The first part of his plan hits a snag when he gets in a fight with higher stakes than he hoped for, and things take an unexpected turn.  If you've read much in the genre, you have some idea where things are headed in the first book, but you won't care because the journey is fantastic.  The second book tops the first - fleshing out secondary characters and starting them on their own arcs, having more unexpected twists, and really turning up the slow-burn love triangle.  It's a better crafted story in general, although the first one was very good to begin with.

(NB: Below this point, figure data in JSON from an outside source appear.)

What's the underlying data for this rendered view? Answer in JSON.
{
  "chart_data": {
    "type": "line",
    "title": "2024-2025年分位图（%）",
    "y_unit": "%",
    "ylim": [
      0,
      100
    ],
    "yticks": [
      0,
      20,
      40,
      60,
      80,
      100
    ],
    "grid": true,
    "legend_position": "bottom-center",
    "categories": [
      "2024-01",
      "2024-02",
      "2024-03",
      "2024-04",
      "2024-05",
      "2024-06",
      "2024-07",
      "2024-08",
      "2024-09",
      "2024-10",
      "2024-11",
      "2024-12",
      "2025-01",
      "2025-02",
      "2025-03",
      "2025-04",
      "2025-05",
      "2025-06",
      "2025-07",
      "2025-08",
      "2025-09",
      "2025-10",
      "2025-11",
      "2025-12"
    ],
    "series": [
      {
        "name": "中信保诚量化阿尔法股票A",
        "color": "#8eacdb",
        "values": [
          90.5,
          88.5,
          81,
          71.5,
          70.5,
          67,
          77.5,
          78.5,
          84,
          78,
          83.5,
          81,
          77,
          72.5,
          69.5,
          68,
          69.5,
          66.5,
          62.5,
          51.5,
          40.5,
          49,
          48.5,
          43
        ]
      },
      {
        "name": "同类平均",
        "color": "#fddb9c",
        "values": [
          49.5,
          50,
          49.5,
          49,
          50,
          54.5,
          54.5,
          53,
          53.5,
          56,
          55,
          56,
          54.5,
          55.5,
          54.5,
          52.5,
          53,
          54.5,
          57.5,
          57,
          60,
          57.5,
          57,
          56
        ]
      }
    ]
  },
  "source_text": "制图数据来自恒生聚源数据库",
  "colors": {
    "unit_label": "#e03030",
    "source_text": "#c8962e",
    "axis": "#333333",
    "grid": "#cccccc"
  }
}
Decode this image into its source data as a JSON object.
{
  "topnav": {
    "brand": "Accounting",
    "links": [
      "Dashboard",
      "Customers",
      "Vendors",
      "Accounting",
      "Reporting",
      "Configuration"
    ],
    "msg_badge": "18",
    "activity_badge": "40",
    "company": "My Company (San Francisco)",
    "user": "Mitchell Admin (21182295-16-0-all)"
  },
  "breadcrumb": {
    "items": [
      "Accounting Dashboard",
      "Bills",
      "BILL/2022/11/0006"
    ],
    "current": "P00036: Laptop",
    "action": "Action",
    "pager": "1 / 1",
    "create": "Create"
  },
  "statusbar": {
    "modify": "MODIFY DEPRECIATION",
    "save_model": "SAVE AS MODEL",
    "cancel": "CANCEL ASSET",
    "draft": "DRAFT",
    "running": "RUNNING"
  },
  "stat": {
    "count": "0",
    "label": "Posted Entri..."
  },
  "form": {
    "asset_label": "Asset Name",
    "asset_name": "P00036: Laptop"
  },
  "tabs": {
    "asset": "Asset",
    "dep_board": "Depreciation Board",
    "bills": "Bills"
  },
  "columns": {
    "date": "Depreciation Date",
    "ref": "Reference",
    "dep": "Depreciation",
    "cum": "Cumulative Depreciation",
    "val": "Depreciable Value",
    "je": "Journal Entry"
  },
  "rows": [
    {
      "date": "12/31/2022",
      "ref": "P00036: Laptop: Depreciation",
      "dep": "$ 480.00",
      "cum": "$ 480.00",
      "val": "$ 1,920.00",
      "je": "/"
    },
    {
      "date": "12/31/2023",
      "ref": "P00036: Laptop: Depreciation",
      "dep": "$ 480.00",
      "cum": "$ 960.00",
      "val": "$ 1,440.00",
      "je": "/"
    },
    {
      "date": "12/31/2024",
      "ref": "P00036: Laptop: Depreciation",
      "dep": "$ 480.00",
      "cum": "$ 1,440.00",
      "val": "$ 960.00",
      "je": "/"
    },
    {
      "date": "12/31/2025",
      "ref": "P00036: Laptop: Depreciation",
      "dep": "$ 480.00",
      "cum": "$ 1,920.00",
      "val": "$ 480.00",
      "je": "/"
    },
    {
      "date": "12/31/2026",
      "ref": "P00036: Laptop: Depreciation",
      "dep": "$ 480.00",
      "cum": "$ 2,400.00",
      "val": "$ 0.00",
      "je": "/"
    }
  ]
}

This series came out of nowhere for me.  Zero Sight is Shier's debut novel, and it was dang good.  So good, that I didn't have the patience to write a review before starting the second one.  Part of that rush to read the next book was the ending though - it feels like the book is the first half of a two-part novel rather than the first novel in a series.  The second book's ending is more successful, although I'll still be waiting with bated breath until he releases the third book.

It's a series that doesn't condescend.  He's telling the story of a brilliant, honorable, and driven young man in a richly detailed world and emotionally complex circumstances.  This first person POV gives us the chance to be inside one of my new favorite minds, but you can't sleepwalk through it. Not that you want to - it's a gripping read.